The petitioner states on oath that both she and her husband have been living in India since their birth and both of them are Indian Christians.
Very often he used to return home at night in a drunken condition and on some occasions he did not return home at all. In her evidence she states that on 2-6-1955, her husband wanted to go away for the night alleging that he was going out on a pressing business. As she protested, her husband slapped her on her cheek, gave her a push as the result of which the petitioner fell down and sustained a bleeding injury on her forehead. She even found a girl lying in his bed with her body covered with a sheet up to the throat.
The girl with whom the husband had sexual intercourse was unmarried. Inspite of this, can the offence be considered as adultery as per this act?
The evidence of cruelty and desertion was quite satisfactory and there is no reason why that evidence should not be believed.
Section 497 of the Indian Penal Code. According to this section adultery is defined as:- in order to constitute an offence of adultery three ingredients are necessary: (a) the woman with whom sexual intercourse is committed must be or must be known to be or must be reasonably believed to be the wife of another man, (b) the act of sexual intercourse must be committed without the consent of the man and (c) the act of sexual intercourse must not amount to an offence of rape. According to this definition, a man who commits an act of sexual intercourse with a prostitute or with an unmarried woman or with a widow or with the consent or connivance of the husband of the woman with whom sexual intercourse is committed, is not guilty of adultery.

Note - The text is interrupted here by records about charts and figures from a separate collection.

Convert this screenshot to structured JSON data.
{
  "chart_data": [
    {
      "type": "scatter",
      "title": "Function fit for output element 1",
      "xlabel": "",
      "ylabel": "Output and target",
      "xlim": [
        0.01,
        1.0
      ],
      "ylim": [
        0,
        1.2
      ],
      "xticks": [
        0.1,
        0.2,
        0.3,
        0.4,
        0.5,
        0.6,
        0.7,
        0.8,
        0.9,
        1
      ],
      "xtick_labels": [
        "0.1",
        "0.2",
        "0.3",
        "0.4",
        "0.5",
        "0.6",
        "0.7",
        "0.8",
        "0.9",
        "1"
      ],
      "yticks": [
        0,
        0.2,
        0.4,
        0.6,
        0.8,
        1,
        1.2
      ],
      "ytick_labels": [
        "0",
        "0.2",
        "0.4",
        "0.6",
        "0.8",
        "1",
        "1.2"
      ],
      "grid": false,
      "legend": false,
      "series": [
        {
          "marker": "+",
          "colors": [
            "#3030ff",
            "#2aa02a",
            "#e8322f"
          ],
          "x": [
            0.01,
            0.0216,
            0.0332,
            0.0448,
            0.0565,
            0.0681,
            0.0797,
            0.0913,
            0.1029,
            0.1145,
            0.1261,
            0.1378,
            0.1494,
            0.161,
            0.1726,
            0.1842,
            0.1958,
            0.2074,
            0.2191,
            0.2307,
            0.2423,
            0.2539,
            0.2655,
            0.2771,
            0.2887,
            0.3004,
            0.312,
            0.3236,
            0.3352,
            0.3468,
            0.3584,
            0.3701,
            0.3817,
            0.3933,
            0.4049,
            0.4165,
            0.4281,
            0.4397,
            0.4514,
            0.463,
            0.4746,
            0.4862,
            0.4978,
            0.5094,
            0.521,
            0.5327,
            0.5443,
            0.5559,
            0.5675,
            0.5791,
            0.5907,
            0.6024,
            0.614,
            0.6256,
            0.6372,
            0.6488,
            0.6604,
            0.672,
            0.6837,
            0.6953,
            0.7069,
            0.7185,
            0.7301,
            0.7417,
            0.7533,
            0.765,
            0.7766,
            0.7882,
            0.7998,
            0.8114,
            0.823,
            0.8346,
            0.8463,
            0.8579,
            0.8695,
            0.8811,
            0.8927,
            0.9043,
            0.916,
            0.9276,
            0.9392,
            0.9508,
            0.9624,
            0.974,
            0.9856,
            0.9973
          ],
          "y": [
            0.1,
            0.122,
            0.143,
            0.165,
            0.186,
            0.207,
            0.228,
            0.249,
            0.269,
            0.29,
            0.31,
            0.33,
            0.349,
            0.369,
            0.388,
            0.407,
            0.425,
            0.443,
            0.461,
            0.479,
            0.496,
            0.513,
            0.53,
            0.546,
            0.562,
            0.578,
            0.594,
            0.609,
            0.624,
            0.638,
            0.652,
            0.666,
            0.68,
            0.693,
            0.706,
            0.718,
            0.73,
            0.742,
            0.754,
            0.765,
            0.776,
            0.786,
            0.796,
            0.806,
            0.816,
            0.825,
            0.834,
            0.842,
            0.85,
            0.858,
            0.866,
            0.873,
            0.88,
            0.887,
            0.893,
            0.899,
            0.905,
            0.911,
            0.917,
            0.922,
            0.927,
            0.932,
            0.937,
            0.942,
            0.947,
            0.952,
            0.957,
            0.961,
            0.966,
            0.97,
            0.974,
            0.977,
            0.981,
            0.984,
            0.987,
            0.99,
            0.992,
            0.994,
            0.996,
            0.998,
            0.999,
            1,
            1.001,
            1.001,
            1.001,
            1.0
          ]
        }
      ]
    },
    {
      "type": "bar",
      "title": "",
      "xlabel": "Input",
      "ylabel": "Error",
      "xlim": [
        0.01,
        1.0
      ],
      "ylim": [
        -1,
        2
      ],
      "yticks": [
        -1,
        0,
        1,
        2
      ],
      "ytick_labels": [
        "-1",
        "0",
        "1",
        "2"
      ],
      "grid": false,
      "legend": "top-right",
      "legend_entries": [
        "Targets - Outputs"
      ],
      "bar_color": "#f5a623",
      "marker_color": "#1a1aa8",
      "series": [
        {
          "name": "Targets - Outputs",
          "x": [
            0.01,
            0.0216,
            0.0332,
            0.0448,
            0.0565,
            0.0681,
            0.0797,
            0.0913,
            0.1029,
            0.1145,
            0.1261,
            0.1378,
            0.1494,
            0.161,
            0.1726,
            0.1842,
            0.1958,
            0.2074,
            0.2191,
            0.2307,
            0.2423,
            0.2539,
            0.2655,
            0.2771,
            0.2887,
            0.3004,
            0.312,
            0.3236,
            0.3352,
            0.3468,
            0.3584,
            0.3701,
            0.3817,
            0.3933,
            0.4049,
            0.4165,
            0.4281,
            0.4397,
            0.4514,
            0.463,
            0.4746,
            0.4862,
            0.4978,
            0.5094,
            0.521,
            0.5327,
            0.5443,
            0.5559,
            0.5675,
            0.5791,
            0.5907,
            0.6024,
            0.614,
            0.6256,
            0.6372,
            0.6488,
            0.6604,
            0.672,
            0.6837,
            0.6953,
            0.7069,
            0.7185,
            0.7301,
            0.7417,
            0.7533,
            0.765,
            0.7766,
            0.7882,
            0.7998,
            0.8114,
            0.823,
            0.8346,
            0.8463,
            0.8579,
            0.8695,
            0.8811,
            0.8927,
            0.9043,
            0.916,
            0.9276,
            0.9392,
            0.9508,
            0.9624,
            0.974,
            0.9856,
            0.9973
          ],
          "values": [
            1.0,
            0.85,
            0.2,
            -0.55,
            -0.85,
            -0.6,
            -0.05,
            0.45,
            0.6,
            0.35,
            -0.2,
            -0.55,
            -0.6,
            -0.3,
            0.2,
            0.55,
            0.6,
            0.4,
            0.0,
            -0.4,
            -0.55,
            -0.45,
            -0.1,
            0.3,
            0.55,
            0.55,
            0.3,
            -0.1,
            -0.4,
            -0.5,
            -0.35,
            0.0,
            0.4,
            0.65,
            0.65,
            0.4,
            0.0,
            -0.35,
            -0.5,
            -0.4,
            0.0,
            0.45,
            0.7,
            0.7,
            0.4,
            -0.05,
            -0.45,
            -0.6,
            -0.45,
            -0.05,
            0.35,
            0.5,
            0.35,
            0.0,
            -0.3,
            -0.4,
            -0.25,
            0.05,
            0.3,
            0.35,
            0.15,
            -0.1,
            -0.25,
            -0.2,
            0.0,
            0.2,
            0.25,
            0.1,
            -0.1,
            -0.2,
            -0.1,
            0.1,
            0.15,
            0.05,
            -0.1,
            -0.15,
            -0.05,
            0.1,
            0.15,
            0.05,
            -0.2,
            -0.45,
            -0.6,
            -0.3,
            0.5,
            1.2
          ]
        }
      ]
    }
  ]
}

If the word “adultery” as used in Section 10 of the Indian Divorce Act has the same meaning as in Section 497 of the Indian Penal Code, the respondent in the present case cannot be said to be guilty of adultery because the girls with whom he is alleged to have committed acts of sexual intercourse have not been proved to be married women.
In the court’s opinion, however, this narrow definition of the word “adultery” as given in Section 497 of the Indian Penal Code has no application to a proceeding for divorce under Section 10 of the Indian Divorce Act The definition of adultery in Section 497 of the Indian Penal Code applies only to male offenders and under the Indian Penal Code , a woman cannot be said to be guilty of adultery but the very first paragraph of Section 10 of the Indian Divorce Act authorises a husband to present a petition for dissolution of marriage on the ground of adultery by his wife. This fact, by itself, is sufficient to show that the word “adultery” has been used in a wider sense in Section 10 of the Indian Divorce Act than the definition given in Section 497 of the Indian Penal Code.
Also the law laid down by matrimonial courts in England has been summarised in the following words:
“For the purposes of relief in the matrimonial jurisdiction adultery means consensual sexual intercourse during the subsistence of the marriage between one spouse and a person of the opposite sex not the other spouse.”
Mr. Gupta (Amicus curiae) argued that under the Indian Divorce Act it was not necessary that adultery must be committed with a married woman.
Confirmation of a decree nisi for dissolution of marriage was enforced.
RECOMMENDATIONS AND SUGGESTIONS
Adultery has been very intelligently interpreted in accordance with English law to meet the purpose of this Act, which otherwise would become restricted had the definition of Indian Penal Code would be followed.